Five Hundred Four: The Truman Show

      This gratitude about this film could be its own collection of five pages. In an effort to keep it brief, I’ll summarize:

      The possibility of that being someone’s reality intimidates the viewer, enhancing his or her appreciation for some of the things we take for granted in life, like freedom and love.

      I have cherished this film since the first time I saw it. I still cry at least three times at every viewing. Great cast. Amazing soundtrack. Epic storyline. Doubt I’ll ever stop loving it.

Five Hundred Three: humility in sports

      My St. Louis Blues took another first-round exit several Sundays ago and once I waded through the hatred and frustration, I surprised myself by feeling alright about it. I mean, I’m still pissed, but I guess I have the Kansas City Chiefs to thank. They’ve given me a full decade more of heartbreak and disappointment than the Blues have so I guess I can never stay mad at my hockey club.
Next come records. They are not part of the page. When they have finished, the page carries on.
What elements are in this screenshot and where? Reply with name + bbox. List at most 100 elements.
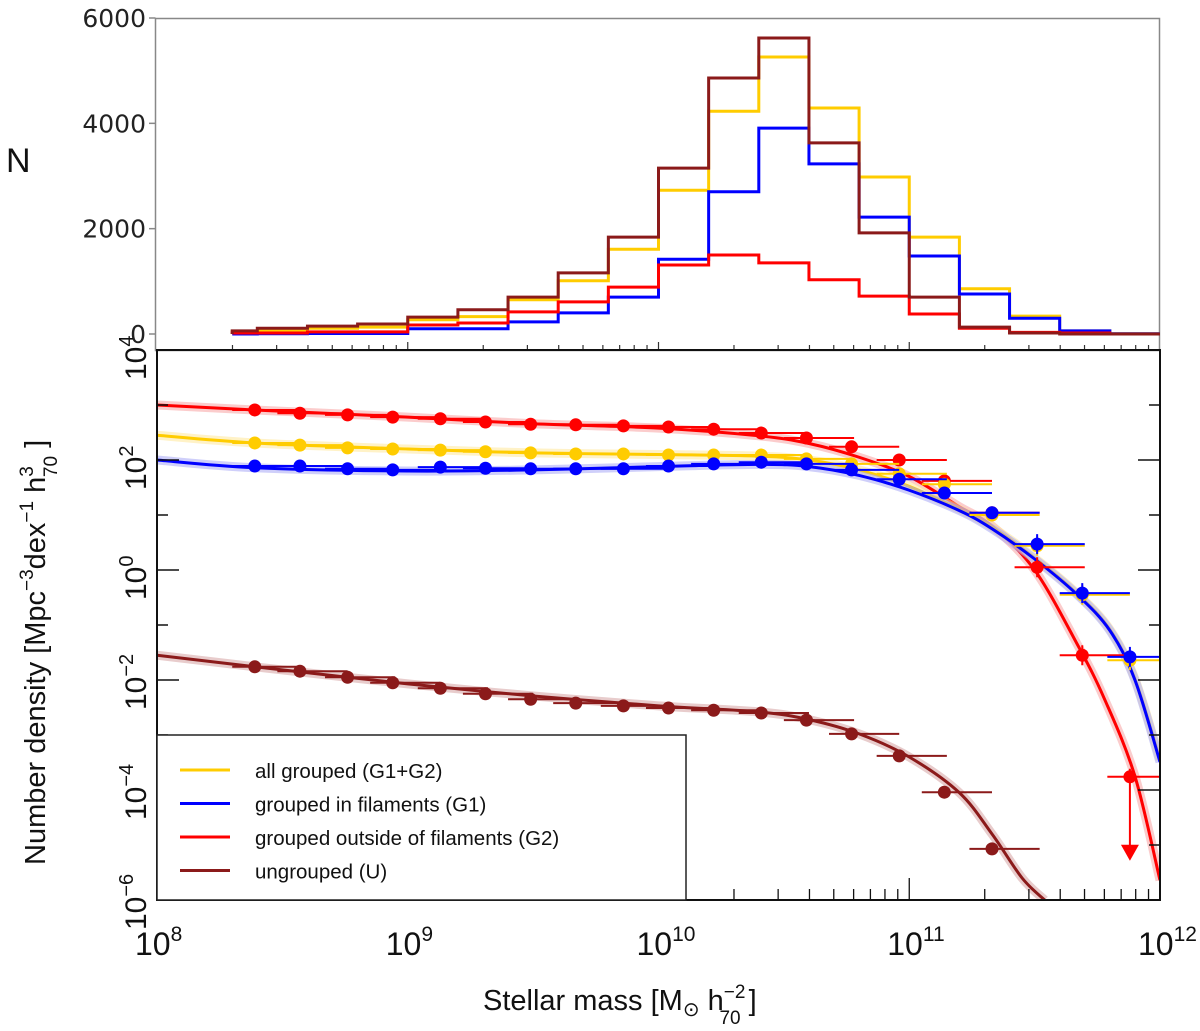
data-point [1031, 561, 1044, 574]
data-point [755, 427, 768, 440]
tick-base: 10 [120, 897, 153, 930]
tick-exponent: 11 [923, 923, 945, 946]
data-point [845, 440, 858, 453]
tick-base: 10 [1138, 926, 1174, 962]
bottom-x-tick-label: 1011 [887, 923, 944, 962]
data-point [434, 682, 447, 695]
histogram-panel: 0200040006000 N [6, 4, 1160, 351]
top-x-ticks [232, 342, 1148, 350]
data-point [248, 660, 261, 673]
histogram-outline [232, 255, 1160, 334]
tick-exponent: −4 [116, 764, 138, 787]
bottom-x-tick-label: 108 [135, 923, 182, 962]
data-point [707, 457, 720, 470]
y-axis-label-sub: 70 [41, 456, 62, 477]
data-point [386, 463, 399, 476]
data-point [800, 714, 813, 727]
tick-base: 10 [120, 567, 153, 600]
data-point [569, 697, 582, 710]
data-point [800, 457, 813, 470]
top-y-axis-label: N [6, 142, 31, 180]
tick-exponent: 8 [171, 923, 183, 946]
tick-base: 10 [135, 926, 171, 962]
data-point [479, 687, 492, 700]
data-point [434, 444, 447, 457]
data-point [524, 446, 537, 459]
fit-curve-1 [157, 460, 1160, 762]
y-axis-label-sup2: −1 [17, 501, 38, 523]
top-y-tick-label: 4000 [82, 109, 146, 138]
y-axis-label-dex: dex [20, 522, 52, 569]
data-point [479, 416, 492, 429]
data-point [248, 403, 261, 416]
top-y-tick-label: 2000 [82, 215, 146, 244]
data-point [479, 462, 492, 475]
data-point [341, 441, 354, 454]
tick-base: 10 [120, 787, 153, 820]
legend-label: all grouped (G1+G2) [255, 760, 442, 783]
data-point [386, 443, 399, 456]
bottom-x-tick-label: 1012 [1138, 923, 1197, 962]
data-point [707, 423, 720, 436]
y-axis-label: Number density [Mpc−3dex−1 h370 ] [17, 440, 62, 865]
data-point [1123, 650, 1136, 663]
data-point [800, 432, 813, 445]
tick-base: 10 [887, 926, 923, 962]
top-y-ticks: 0200040006000 [82, 4, 155, 349]
histogram-outline [232, 57, 1160, 334]
tick-base: 10 [120, 457, 153, 490]
data-point [617, 699, 630, 712]
y-axis-label-h: h [20, 477, 52, 501]
histogram-series-0 [232, 57, 1160, 334]
data-point [1031, 538, 1044, 551]
x-axis-label-sub: 70 [719, 1008, 740, 1029]
fit-uncertainty-band [157, 460, 1160, 762]
tick-base: 10 [637, 926, 673, 962]
data-point [755, 707, 768, 720]
tick-base: 10 [120, 347, 153, 380]
data-point [293, 439, 306, 452]
upper-limit-arrow-icon [1121, 845, 1139, 861]
data-point [893, 749, 906, 762]
data-point [293, 460, 306, 473]
data-point [569, 447, 582, 460]
data-point [1123, 770, 1136, 783]
data-point [617, 447, 630, 460]
y-axis-label-sup1: −3 [17, 569, 38, 591]
data-point [341, 671, 354, 684]
data-point-group [1107, 650, 1177, 670]
bottom-x-tick-label: 1010 [637, 923, 696, 962]
top-y-tick-label: 6000 [82, 4, 146, 33]
histogram-outline [232, 128, 1160, 334]
data-point [293, 665, 306, 678]
y-axis-label-end: ] [20, 440, 52, 456]
data-point [938, 786, 951, 799]
data-point [524, 693, 537, 706]
data-point [479, 445, 492, 458]
data-point [617, 419, 630, 432]
fit-line [157, 435, 1160, 760]
sun-symbol: ⊙ [683, 999, 700, 1021]
tick-exponent: 10 [672, 923, 695, 946]
data-point [985, 506, 998, 519]
bottom-y-tick-label: 10−6 [116, 874, 153, 930]
data-point [293, 407, 306, 420]
legend-label: ungrouped (U) [255, 861, 387, 884]
bottom-y-tick-label: 104 [116, 336, 153, 381]
histogram-series-1 [232, 128, 1160, 334]
x-axis-label: Stellar mass [M⊙ h−270 ] [483, 982, 757, 1029]
bottom-y-tick-label: 10−2 [116, 654, 153, 710]
tick-base: 10 [386, 926, 422, 962]
histogram-series-3 [232, 38, 1160, 334]
tick-base: 10 [120, 677, 153, 710]
data-point [617, 462, 630, 475]
tick-exponent: −2 [116, 654, 138, 677]
x-axis-label-main: Stellar mass [M [483, 985, 683, 1017]
data-point [248, 436, 261, 449]
data-point [662, 702, 675, 715]
data-point [985, 842, 998, 855]
data-point [434, 461, 447, 474]
bottom-y-tick-label: 10−4 [116, 764, 153, 820]
data-point [938, 487, 951, 500]
data-point [341, 462, 354, 475]
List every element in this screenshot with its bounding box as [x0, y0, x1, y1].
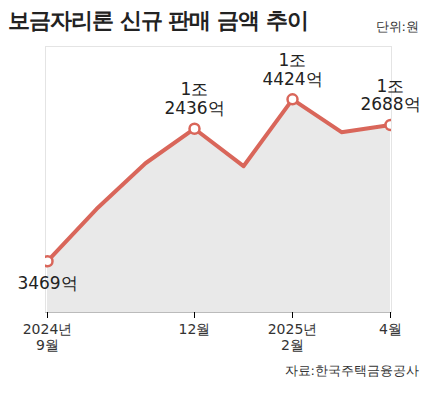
- svg-text:4월: 4월: [379, 321, 402, 337]
- svg-text:2024년9월: 2024년9월: [23, 321, 73, 353]
- svg-text:1조2436억: 1조2436억: [164, 79, 224, 118]
- html-text:자료:한국주택금융공사: 자료:한국주택금융공사: [284, 363, 419, 378]
- html-text:단위:원: 단위:원: [375, 19, 419, 34]
- svg-text:12월: 12월: [179, 321, 211, 337]
- svg-text:2025년2월: 2025년2월: [268, 321, 318, 353]
- svg-text:1조4424억: 1조4424억: [262, 50, 322, 89]
- html-text:보금자리론 신규 판매 금액 추이: 보금자리론 신규 판매 금액 추이: [8, 8, 308, 33]
- svg-text:3469억: 3469억: [17, 273, 77, 293]
- svg-text:1조2688억: 1조2688억: [360, 76, 420, 115]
      Like I said in entry 785, “the always-possible reality in which disappointment lives and breathes” seems to surf the same waves as my team. Guess I’m supposed to keep riding with them.
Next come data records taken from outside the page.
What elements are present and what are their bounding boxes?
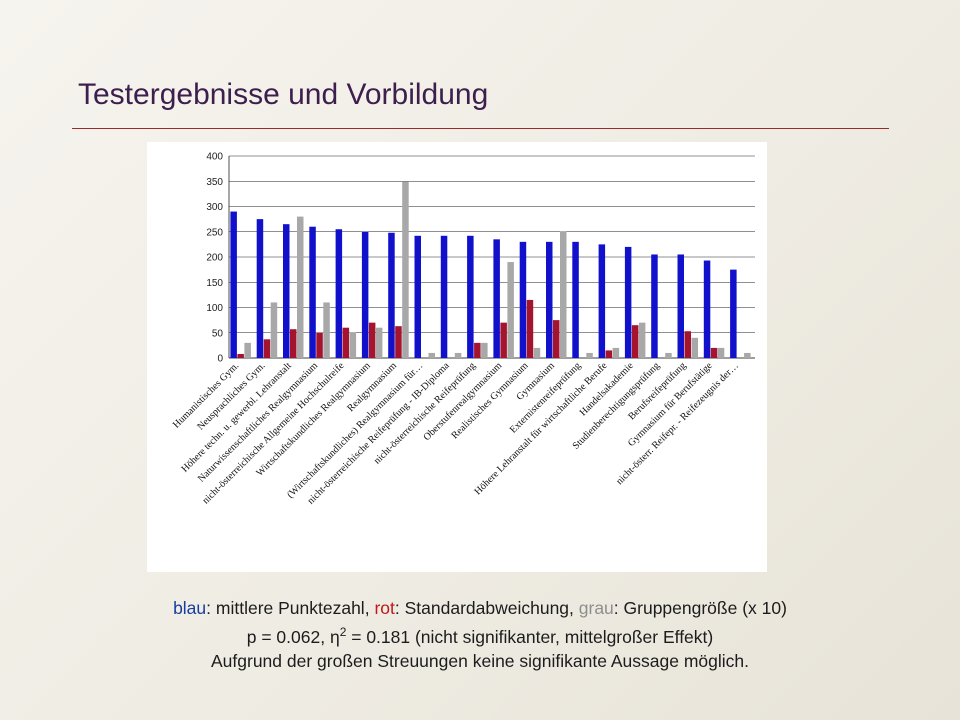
bar-gray (375, 327, 383, 358)
bar-gray (481, 342, 488, 358)
bar-gray (349, 332, 357, 358)
y-tick-label: 250 (206, 227, 223, 238)
bar-red (631, 325, 639, 358)
bar-red (526, 299, 534, 358)
bar-gray (454, 352, 462, 358)
bar-blue (361, 231, 369, 358)
bar-gray (638, 322, 646, 358)
bar-blue (440, 235, 448, 358)
bar-gray (533, 347, 541, 358)
bar-blue (519, 241, 527, 358)
caption-gray-text: : Gruppengröße (x 10) (613, 598, 787, 618)
bar-red (500, 322, 507, 358)
bar-gray (323, 302, 330, 358)
bar-red (710, 347, 718, 358)
bar-blue (598, 244, 606, 358)
bar-red (237, 353, 244, 358)
bar-gray (428, 352, 435, 358)
y-tick-label: 200 (206, 253, 223, 264)
caption-p-value: p = 0.062, (246, 626, 330, 647)
bar-blue (283, 224, 290, 358)
bar-red (553, 320, 560, 358)
title-divider (72, 128, 889, 129)
bar-blue (230, 211, 237, 358)
bar-red (605, 350, 613, 358)
bar-gray (402, 181, 409, 358)
bar-red (263, 339, 271, 358)
caption-conclusion-line: Aufgrund der großen Streuungen keine sig… (211, 650, 749, 671)
bar-gray (717, 347, 725, 358)
bar-red (316, 332, 323, 358)
bar-red (342, 327, 350, 358)
y-tick-label: 300 (206, 202, 223, 213)
bar-gray (507, 262, 514, 358)
y-tick-label: 350 (206, 177, 223, 188)
bar-blue (651, 254, 658, 358)
bar-red (395, 326, 402, 358)
bar-red (290, 329, 297, 358)
bar-red (684, 331, 691, 358)
bar-blue (256, 219, 264, 358)
caption-eta-exponent: 2 (339, 625, 347, 639)
caption-legend-line: blau: mittlere Punktezahl, rot: Standard… (0, 596, 960, 620)
bar-blue (335, 229, 343, 358)
slide-title: Testergebnisse und Vorbildung (78, 78, 489, 111)
caption-red-word: rot (374, 598, 395, 618)
y-tick-label: 150 (206, 278, 223, 289)
bar-gray (691, 337, 698, 358)
bar-blue (467, 235, 474, 358)
bar-blue (414, 235, 421, 358)
y-tick-label: 400 (206, 152, 223, 163)
bar-gray (586, 352, 593, 358)
caption-red-text: : Standardabweichung, (394, 598, 579, 618)
caption-eta-symbol: η (329, 626, 340, 647)
bar-gray (744, 352, 751, 358)
chart-area: 0 50 100 150 200 250 300 350 400 Humanistisches G… (147, 142, 767, 572)
bar-blue (309, 226, 316, 358)
bar-red (474, 342, 481, 358)
y-tick-label: 100 (206, 303, 223, 314)
y-tick-label: 50 (212, 328, 224, 339)
caption: blau: mittlere Punktezahl, rot: Standard… (0, 596, 960, 673)
bar-gray (244, 342, 251, 358)
y-tick-label: 0 (217, 354, 223, 365)
bar-blue (624, 246, 632, 358)
bar-blue (546, 241, 553, 358)
bar-gray (665, 352, 672, 358)
caption-eta-value: = 0.181 (nicht signifikanter, mittelgroß… (346, 626, 714, 647)
bar-gray (297, 216, 304, 358)
bar-gray (270, 302, 278, 358)
bar-blue (572, 241, 579, 358)
bar-blue (388, 232, 395, 358)
bar-red (368, 322, 376, 358)
bar-blue (703, 260, 711, 358)
bar-blue (730, 269, 737, 358)
bar-blue (493, 239, 500, 358)
caption-blue-text: : mittlere Punktezahl, (206, 598, 375, 618)
bar-blue (677, 254, 684, 358)
x-category-label: nicht-österr. Reifepr. - Reifezeugnis de… (614, 360, 741, 487)
caption-gray-word: grau (578, 598, 614, 618)
bar-gray (612, 347, 620, 358)
bar-gray (560, 231, 567, 358)
caption-blue-word: blau (173, 598, 207, 618)
caption-statistics-line: p = 0.062, η2 = 0.181 (nicht signifikant… (0, 620, 960, 649)
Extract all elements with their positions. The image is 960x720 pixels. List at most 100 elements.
Five Hundred Two: Nassau Veterans Memorial Coliseum

      The New York Islanders’ season ended last month, which means the final game ever played at “The Vet” took place Saturday afternoon, April 25, 2015. This club has called that building home since their inception 42 years ago. Their upcoming relocation makes their relationship with NVMC a true end of an era, a sad thing in many ways. In an age where new stadiums and venues are being built (oftentimes after being demanded) often, this barn housed over four decades of memories, many awful, more than just a few spectacular. The wise claim it will be a good thing for the club to have a Brooklyn rebirth. Who knows. I’ve always been particular to Nassau. I’ve never been there, but it sure feels like I have.

Five Hundred One: halfway

      It’s all downhill from here, right? I can still crank out another half a thousand of these things, no?

      We’ll see.

      April was not a productive month for me. Maybe May will be better.